BEVOR ER ZUM THEMA KAM, NAHM DER BREMER EIN BAD IN DER MENGE. DIE LAUSCHTE ZWEI STUNDEN LANG GEBANNT.

VON RENATE DETJE

BERNE - „Das
ist eine der schönsten Kirchen Norddeutschlands“, sagt Henning Scherf
beim Betreten der St. Aegidius-Kirche. Er ist Gast der Berner
Bücherwochen und in sieben Minuten soll es losgehen. Rund 200 Zuhörer
warten gebannt, doch der ehemalige Bremer Bürgermeister lässt sich
nicht aus der Ruhe bringen. Während des Fotos für die Presse mit den
Schülerinnen Emily Meyer und Fine Pohlmann, beide lesen an diesem Abend
aus der Kinderanthologie „Heute ist meine Zeit“, nimmt Scherf den
beiden Achtjährigen, die eben überlegten, ob sie wirklich so vielen
Menschen vorlesen wollen, ganz nebenbei die Angst.

Schließlich hält es Scherf nicht mehr zurück. Er braucht sein Bad in
der Menge. Der stattliche Mann drängelt sich durch die Kirchenbänke und
jeder Besucher wird mit Handschlag und ein paar charmanten Worten
begrüßt.

Und dann geht es tatsächlich los. Der Tisch mit Stuhl im Altarraum
bleibt verwaist. Henning Scherf braucht die Nähe zu seinem Publikum und
das liebt ihn dafür. „Grau ist bunt – was im Alter möglich ist“ lautet
der Titel seines 2006 bei Herder erschienenen Buches. „Es ist ein
Thema, das ganz viele Leute interessiert. Aber ich habe auch richtige
Gegner zu der Problematik des Alterns, weil die damit ganz anders
umgehen“, sagt der 70-Jährige.

Er betrachtet es als Geschenk alt zu werden. In seiner
unverwechselbaren charmant-humorvollen Art liest er kleine Abschnitte
aus dem Buch. Mehr als zwei Stunden steht Scherf vor seinen Zuhörern.
„Ich komme mir vor wie ein 30-Jähriger und habe bald Goldene Hochzeit“,
sagt er schelmisch – man nimmt es ihm ab.

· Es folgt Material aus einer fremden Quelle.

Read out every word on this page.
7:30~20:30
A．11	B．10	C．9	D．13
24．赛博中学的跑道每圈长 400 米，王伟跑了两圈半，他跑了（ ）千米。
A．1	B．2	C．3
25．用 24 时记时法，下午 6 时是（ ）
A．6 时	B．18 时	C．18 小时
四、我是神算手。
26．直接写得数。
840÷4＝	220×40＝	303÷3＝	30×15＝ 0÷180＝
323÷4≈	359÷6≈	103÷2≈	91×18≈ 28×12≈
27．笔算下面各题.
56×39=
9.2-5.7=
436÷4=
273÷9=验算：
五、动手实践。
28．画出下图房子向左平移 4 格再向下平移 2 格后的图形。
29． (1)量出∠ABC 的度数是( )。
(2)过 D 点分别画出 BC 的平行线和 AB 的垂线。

Er erzählt von Deutschlands bekanntester Wohngemeinschaft, dem
Mehrgenerationenhaus, in dem er in Bremen lebt. Er erinnert sich, wie
viel Mühe es gemacht hat, dass Haus altersgerecht herzurichten. „Es war
nicht alles Paletti, wir haben uns da ganz schön durchgewühlt.“

Seit dem Ruhestand entdeckt der sprichwörtliche Unruheständler ganz
neue Seiten an sich: „Ich wusste nicht, dass ich schreiben, malen und
kochen kann.“ Er kann es und ist glücklich damit. Doch das größte Glück
ist für ihn, wenn seine sieben Enkelkinder da sind und mit Opa
kuscheln. „Als Politiker hatte ich nie Zeit und kam mir vor, wie ein
Hamster im Laufrad. Heute komme ich mir wie ein Hamster vor, der den
Ausgang gefunden hat.“

Kritische Worte findet er zum Thema Pflege: „In unserer
Gesellschaft hat die Pflege einen viel zu geringen Stellenwert.“ Der
Abend endet mit einer Diskussionsrunde. Ein Abend, der nicht nur für
Henning Scherf, sondern auch für die Organisatoren ein voller Erfolg
war.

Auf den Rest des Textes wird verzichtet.